We are at a multi-billion dollar financial services company. The office smells fresh and the employees walk the halls with a confident, polished, sense of ease.
We are discussing a potential cloud initiative—this company’s first--with hopes to launch this summer, when the daffodils are drooped and the wispy New England grass shows its brown. The goal? Establish a centralized customer “profile” to be accessed by sales, marketing, and operations, which collects and categorizes all client information, including contact detail, account detail, policy detail, and broker relationship detail.
Surprisingly, to advanced cloud thinkers, this very successful enterprise has survived for decades without the need for a centralized customer profile. Their information and data have evolved from transactions and acquisitions, creating divided fortresses of information that inhibit their ability to collaborate as a unified organization.
What does this mean in real-life terms?
Well, if you have five insurance policies with this company, you are represented as five different customers. Sales people can’t easily access information about expirations; service people can’t easily communicate to sales people about claims and needed policy adjustments; management can’t assess the activity of a sales person; management can’t measure the effectiveness of individual brokers; and product managers can’t seamlessly promote their new offerings to existing customers. And most importantly, all of these tasks need to be supported by emails, conversations, requests, and legions of people, tying disparate databases into Excel spreadsheets which are shuttled up and down the corporate hierarchy, each representing different versions of the truth.
Yet, the company remains ridiculously successful, begging the question: “Why change now?” And, perhaps more importantly, “Will they change?” assuming their cloud ambitions are executed and the fortresses of information are opened to encourage a collaborative culture. For every well-intentioned CRM initiative, half are left in the dust of low adoption and cynicism, despite what the publishers of CRM software may claim. This company is aware of these odds.
In Bluewolf’s eleven years of implementing Cloud solutions, and more specifically salesforce.com implementation, it has been our experience that older, more successful businesses are the most difficult to transform. The challenge is less about the technology and more about the organizational commitment to evolve how the business will be managed and measured.
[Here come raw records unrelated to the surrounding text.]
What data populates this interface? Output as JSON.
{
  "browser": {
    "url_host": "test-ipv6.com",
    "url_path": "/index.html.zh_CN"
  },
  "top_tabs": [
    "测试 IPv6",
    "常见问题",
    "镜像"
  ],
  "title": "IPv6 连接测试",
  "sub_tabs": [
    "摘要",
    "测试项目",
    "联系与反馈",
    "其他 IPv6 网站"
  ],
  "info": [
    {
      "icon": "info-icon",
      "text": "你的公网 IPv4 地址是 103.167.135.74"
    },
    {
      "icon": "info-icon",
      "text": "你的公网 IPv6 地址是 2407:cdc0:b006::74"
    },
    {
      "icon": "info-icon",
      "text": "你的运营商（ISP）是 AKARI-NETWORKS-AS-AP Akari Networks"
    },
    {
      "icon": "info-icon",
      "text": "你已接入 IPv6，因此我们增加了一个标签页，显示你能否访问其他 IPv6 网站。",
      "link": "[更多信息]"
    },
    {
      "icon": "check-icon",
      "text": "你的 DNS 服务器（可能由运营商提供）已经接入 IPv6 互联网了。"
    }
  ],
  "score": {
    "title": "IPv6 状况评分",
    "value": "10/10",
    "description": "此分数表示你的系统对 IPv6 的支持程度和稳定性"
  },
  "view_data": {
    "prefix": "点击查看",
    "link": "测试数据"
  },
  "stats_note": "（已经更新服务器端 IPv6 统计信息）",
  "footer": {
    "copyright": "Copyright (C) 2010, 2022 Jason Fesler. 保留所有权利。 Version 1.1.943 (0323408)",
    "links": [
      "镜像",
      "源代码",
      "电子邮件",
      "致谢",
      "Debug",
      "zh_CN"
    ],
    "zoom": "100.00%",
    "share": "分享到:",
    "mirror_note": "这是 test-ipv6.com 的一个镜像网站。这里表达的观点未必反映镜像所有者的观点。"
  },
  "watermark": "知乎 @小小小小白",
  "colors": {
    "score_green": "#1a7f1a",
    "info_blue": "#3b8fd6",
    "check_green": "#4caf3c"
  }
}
Our advice to this stalwart financial services company? Go for it .
While the rewards of 21st century collaboration are still being defined, the risks of staying in the past are too high to ignore. With flexible and affordable cloud technologies available to experiment and get to market quickly, even the old school business of financial services can find new ways to innovate, better serve customers, and bring efficiency to an industry whose frothy days may yet be challenged.